KEEP
IT SIMPLE
Homework by Kevin Asher Green won the Grand Jury Prize for Best Narrative
Feature at the 2004 Slamdance Festival and may be one of the best looking
DV films to date. A coming-of-age story, Homework is about Sara (Paz
de la Huerta), a striking, young ballerina who tries to control her
eating disorder and confused sexuality in midst of a sterile middle-class New York lifestyle. Sara is alienated from her mother and unmoved by
the sexual and intellectual engagements with her boyfriend Josh (Evan
Newmann). When Sara meets Jean (Issaach De Bankole), an older modern
dancer who arouses her emotional and sexual desires, she pursues him
with a sweet awkwardness that makes her passion honest and wonderfully
real.
Homework unfolds as a stylized yet minimalist series of episodes; it
feels like a quiet, slow-paced foreign film that focuses on the interiority
of the characters. In fact, Green successfully translates the family
dysfunction and contemporary alienation he admires in Taiwanese directors
Tsai Ming-Liang, Edward Yang, Hou Hsiao-Hsien into a transcendent New
York vocabulary all his own.
While
the digital filmmaking community is currently championing expensive
High Definition, Homework proves that a PAL PD-150 DV feature rendered
in Quick Time 3 (not even 4!) looks better than most of the enervated
HD films out there. Green and his team succeeded in making Homework
look great on the big screen through careful production choices. First
off, as a director and writer, Green chose a story that had minimal
dialogue to save on the number of takes for each set-up. His love of
the long-take directors like Antonioni inspired him to concentrate on
the physical drama in the mise-en-scene so that ten minutes of screen
time were shot each day. The story takes place at only a handful of
locations that are repeatedly visited, helping minimize set-ups. "I
can't draw," Green says, "so I constantly shot digital photos
and storyboarded the whole film with these stills."

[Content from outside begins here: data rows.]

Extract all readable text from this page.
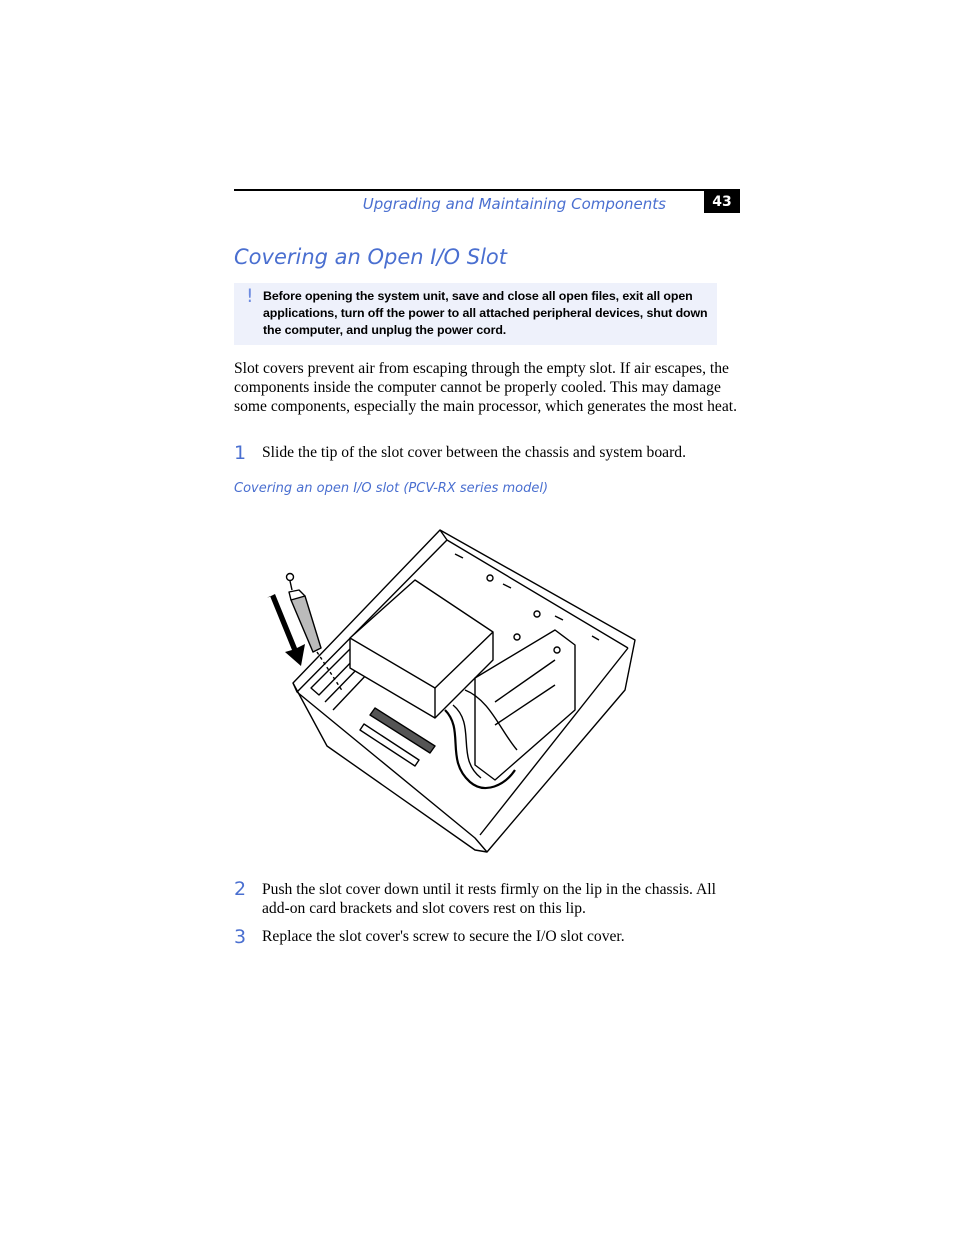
Upgrading and Maintaining Components	43
Covering an Open I/O Slot
! Before opening the system unit, save and close all open files, exit all open applications, turn off the power to all attached peripheral devices, shut down the computer, and unplug the power cord.

Slot covers prevent air from escaping through the empty slot. If air escapes, the components inside the computer cannot be properly cooled. This may damage some components, especially the main processor, which generates the most heat.

1 Slide the tip of the slot cover between the chassis and system board.
Covering an open I/O slot (PCV-RX series model)
2 Push the slot cover down until it rests firmly on the lip in the chassis. All add-on card brackets and slot covers rest on this lip.
3 Replace the slot cover's screw to secure the I/O slot cover.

There were other winning secrets: DP Richard Rutkowski (Interview with
the Assassin, Chelsea Walls) used mostly medium and long lensed close-ups
to give a sense of shallow focus and a cleaner resolve to the DV. For
lighting, the crew chose almost exclusively Kino-Flos mixed with smaller
tungsten instruments. For the relatively few outdoor shots, the team
sought shadow or overcast light and shot right at dusk, putting exposure
at the limit of the camera's sensitivity. On occasion they also hazed
the interiors with a light mist and shot through 1/8 or 1/4 black pro-mist
filters. Finally the footage was drained of chroma to give a cool, silver
retention look.
Executive producer Jim Stark (Stranger Than Paradise) got behind this
project early to get actor De Banchole on board, which led to the producing
team of Anthony Katagas and Callum Greene (Lost in Translation) getting
passionately involved and making the director's $10,000 budget go far
on an eleven day shoot. At press time, Homework has not struck a distribution
deal but expect to see more from Kevin Asher Green.